Der Bericht stellte auch fest, dass ein Mangel an Respekt für diese Pronomen sich als schädlich und sogar tödlich für nicht-binäre Jugendliche erweisen könnte. Nicht-binäre Menschen, die niemanden in ihrem Leben hatten, der ihre Pronomen respektierte, haben mit 27 % am häufigsten versucht, sich im vergangenen Jahr das Leben zu nehmen. Eine Grafik in der Studie zeigt eine klare Korrelation zwischen dem Respekt vor nicht-binären Jugendpronomen und dem Suizidrisiko, wobei diejenigen, die sagten, dass alle oder die meisten Menschen ihre Pronomen respektierten, am seltensten Selbstmordversuche unternommen haben.

Umgekehrt sagten nicht-binäre Jugendliche mit überwältigender Mehrheit, dass die korrekte Verwendung ihrer Pronomen und Namen durch die Menschen um sie herum ein großer Faktor für ihr Glück und ihre Gender-Euphorie sei.



Es macht mich sehr glücklich, wenn Leute meine korrekten Pronomen respektieren und verwenden, und ich

konnte buchstäblich glücklich weinen, sagte ein Befragter.

Andere Bestätigungsquellen waren geschlechtsneutrale Komplimente. Ein Befragter nannte thude (ein Portmanteau von sie und dude) ausdrücklich als etwas, das ihnen ein gutes Gefühl in Bezug auf ihr Geschlecht gibt. Die Befragten fanden auch Beziehungen zu Familie, Freunden und Partnern, die ihre Identität respektieren, als Quelle häufiger Bestätigung.

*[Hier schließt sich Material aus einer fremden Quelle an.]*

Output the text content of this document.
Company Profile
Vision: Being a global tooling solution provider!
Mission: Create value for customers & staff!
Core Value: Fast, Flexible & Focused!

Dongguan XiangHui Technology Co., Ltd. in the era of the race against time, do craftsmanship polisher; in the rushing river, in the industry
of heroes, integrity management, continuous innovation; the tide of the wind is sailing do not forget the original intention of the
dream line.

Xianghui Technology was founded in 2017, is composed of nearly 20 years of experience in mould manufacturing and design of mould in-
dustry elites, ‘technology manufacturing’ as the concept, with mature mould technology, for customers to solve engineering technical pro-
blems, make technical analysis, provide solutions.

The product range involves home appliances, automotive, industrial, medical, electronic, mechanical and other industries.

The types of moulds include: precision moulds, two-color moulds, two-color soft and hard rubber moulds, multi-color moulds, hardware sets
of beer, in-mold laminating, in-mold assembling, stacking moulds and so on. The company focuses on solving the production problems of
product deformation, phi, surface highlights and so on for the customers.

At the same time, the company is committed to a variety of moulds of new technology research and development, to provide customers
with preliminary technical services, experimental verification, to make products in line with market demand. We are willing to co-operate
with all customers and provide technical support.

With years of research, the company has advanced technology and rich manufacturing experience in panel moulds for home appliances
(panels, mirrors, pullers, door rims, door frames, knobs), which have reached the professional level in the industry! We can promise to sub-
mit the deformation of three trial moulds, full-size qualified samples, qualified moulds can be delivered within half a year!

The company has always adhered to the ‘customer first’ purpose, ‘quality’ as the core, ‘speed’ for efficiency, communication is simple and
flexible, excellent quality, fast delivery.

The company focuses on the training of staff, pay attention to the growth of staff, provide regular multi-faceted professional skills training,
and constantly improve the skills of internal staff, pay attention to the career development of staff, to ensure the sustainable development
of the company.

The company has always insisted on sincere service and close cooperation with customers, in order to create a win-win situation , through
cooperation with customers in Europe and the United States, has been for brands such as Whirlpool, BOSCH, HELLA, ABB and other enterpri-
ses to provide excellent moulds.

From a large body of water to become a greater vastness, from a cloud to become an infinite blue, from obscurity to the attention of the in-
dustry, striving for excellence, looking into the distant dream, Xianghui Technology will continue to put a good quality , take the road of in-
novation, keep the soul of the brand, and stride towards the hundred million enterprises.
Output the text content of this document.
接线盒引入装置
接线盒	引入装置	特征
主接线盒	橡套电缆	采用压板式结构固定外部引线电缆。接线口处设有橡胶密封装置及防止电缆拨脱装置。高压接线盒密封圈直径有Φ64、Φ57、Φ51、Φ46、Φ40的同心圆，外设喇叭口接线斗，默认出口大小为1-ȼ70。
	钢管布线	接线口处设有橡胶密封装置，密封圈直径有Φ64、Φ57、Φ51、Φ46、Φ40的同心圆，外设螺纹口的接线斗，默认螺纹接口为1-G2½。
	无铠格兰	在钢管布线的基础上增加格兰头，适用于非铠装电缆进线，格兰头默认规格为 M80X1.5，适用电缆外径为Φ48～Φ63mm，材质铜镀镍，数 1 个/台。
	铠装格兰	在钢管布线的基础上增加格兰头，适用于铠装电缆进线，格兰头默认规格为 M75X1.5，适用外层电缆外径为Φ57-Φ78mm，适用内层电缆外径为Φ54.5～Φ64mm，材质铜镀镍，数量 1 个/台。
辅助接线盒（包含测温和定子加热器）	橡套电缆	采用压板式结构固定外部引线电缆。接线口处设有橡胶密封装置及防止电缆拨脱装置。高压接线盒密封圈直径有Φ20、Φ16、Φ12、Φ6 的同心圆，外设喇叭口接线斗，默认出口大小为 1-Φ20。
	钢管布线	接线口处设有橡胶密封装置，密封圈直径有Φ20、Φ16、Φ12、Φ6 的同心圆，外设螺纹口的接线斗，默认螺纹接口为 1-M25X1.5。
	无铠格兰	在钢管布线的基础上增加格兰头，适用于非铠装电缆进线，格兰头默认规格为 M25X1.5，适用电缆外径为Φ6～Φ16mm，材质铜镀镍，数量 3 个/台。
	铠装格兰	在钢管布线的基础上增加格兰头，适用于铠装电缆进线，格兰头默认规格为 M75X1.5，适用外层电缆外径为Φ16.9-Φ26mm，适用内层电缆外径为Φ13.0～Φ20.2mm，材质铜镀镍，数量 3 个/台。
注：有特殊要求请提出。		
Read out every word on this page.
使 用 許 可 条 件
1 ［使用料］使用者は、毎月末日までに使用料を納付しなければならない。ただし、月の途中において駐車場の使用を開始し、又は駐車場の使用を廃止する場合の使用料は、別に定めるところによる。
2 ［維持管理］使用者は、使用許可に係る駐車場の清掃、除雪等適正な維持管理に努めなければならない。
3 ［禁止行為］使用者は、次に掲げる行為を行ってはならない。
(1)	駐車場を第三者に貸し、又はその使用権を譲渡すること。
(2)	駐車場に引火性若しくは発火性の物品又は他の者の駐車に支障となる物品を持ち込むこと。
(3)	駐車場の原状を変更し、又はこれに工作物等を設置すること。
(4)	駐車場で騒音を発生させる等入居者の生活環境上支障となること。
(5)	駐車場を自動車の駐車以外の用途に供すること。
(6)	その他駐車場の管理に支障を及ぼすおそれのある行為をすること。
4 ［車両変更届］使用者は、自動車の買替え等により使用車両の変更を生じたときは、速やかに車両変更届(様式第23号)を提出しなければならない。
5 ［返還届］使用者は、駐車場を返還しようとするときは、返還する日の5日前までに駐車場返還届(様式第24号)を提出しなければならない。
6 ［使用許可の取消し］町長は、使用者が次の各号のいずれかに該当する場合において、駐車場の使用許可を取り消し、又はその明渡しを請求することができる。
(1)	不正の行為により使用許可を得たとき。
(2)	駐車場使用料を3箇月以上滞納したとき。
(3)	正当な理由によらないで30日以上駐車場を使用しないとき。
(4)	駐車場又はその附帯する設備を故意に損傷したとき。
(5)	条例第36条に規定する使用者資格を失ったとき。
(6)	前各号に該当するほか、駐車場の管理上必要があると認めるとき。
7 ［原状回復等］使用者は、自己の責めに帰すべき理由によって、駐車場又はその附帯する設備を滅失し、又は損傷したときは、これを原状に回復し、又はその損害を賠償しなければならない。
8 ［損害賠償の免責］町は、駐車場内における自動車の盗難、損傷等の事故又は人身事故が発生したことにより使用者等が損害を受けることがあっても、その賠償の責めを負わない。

Ein Teilnehmer, der während des Marsches ein Bye Bye Binary-Schild hält, das Trans Rights unterstützt. Trans-, Gender Non-Conforming-, Lesben-, Schwulen-, Bi- und Two Spirit-Organisationen und Verbündete versammelten sich zum 13. jährlichen Trans-Aktionstag, um auf dem Erbe der Stonewall-Rebellion aufzubauen und auf die anhaltenden Bedingungen für Trans und Gender Non aufmerksam zu machen Angepasste Farbige. 50 % der Gen Zers glauben, dass traditionelle Geschlechternormen überholt sind Einem neuen Bericht zufolge stimmt eine Mehrheit der Menschen aller Generationen darin überein, dass die Gesellschaft Geschlechterstereotypen innerhalb des nächsten Jahrzehnts weniger zuschreiben wird. Geschichte ansehen

Da etwas so Einfaches wie das Respektieren von Pronomen lebensrettend sein kann, müssen wir daran arbeiten, die Ausbildung zu erweitern und das Verständnis von Transgender- und nicht-binären Identitäten unter Schulen, medizinischen Einrichtungen und Jugendorganisationen und Erwachsenen zu verbessern, schloss DeChants.

Der Bericht reiht sich in eine wachsende Forschungsgruppe zu nicht-binären Menschen ein. Eine einzigartige Studie, die im Juni veröffentlicht wurde analysierte die Demographie nicht-binärer Erwachsener , was aufzeigt, dass sich über 1 Million Amerikaner in dieser Gruppe als nicht-binär identifizieren.